Javascript Generative Audio Tools
  • Tone.js is a great tool for generating sounds in the browser, and you can create your own oscillators, FX chains and play back samples (plus adjust their speed, start, and end positions)
  • Tonal is a library to help you do musical math, work with scales, chords, and more. This lets you play around in different common patterns of music without needing to become intricately familiar with it.
  • Chance.js makes the experience of adding randomization to your project really pleasurable. I would feed it a musical scale I obtained from Tone.js and have it .pick() within that.

What I Want to Try More

I want to keep experimenting with more with different types of outputs.

Raspberry Pi / Installations

I experimented with using Processing in combination with a node script to create an automatic doomscroller that pulls the latest headlines from various news sources with a modified version of Brad Oyler's newsdivide. I tried to get a version of it running on a Raspberry Pi, but I ran into trouble capturing screenshots of the news sites with puppeteer on the raspberry pi – but I like the idea of creating a generative piece of art and running it in the background on a screen through the raspberry pi.

Audio Visualization

I've experimented in the past with the OS X VJ software CoGe which I really enjoyed for BPM-syncing effects and looping videos and GIFs. Unfortunately it doesn't run on Catalina and the new version hasn't been released yet. But as a fan of music and DJ'ing and live music creation, I think that creating visuals both for livestreaming and also, maybe, eventually, in-person parties is a really interesting outlet for generative art.

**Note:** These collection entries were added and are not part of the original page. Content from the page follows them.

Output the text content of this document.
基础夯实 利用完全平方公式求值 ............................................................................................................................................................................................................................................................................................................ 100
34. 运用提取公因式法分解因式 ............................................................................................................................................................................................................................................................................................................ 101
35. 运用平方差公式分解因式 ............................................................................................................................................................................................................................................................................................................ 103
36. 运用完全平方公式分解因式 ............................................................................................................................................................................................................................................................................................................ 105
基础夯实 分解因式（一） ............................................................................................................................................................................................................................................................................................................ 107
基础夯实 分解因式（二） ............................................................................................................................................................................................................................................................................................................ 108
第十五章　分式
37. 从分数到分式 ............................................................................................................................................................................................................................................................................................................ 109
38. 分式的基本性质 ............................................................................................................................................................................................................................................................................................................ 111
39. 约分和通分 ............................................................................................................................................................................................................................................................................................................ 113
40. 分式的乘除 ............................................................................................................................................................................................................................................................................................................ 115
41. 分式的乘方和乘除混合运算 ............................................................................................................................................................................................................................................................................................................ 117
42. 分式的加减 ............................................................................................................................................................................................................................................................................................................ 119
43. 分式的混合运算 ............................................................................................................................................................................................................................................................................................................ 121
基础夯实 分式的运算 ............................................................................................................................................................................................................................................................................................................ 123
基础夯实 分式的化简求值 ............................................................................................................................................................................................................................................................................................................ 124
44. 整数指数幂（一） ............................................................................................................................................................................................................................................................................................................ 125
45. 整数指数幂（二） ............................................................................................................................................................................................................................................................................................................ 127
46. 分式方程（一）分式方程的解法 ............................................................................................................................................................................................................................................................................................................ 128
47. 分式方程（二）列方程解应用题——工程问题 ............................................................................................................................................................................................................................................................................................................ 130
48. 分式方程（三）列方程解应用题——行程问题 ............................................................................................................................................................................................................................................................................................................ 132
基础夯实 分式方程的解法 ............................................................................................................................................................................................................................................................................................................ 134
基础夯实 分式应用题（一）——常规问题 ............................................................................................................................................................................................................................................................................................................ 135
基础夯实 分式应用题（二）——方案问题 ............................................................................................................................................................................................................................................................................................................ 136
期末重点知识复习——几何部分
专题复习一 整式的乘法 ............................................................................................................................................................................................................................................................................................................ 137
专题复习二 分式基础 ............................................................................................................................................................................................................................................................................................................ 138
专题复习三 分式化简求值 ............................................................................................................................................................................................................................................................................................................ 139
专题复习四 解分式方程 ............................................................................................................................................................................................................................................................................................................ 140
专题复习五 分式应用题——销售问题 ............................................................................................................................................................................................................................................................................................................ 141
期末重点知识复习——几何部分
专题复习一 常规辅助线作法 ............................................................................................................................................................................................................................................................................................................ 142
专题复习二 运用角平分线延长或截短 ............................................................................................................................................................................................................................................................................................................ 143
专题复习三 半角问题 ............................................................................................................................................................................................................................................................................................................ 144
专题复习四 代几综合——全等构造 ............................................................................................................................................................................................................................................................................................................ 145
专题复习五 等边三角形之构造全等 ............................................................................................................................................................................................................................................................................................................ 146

What I think the next 5-10 years will hold

Spatialization and Collaboration

I am excited to use shared online spaces to collaborate with friends and create generative art together. I want to create things where even a non-technical friend could come into a virtual space with a generative art piece, and start pulling knobs and levers and sliders and hitting buttons and seeing what the results are (and then save them out into a gallery for future visitors to explore).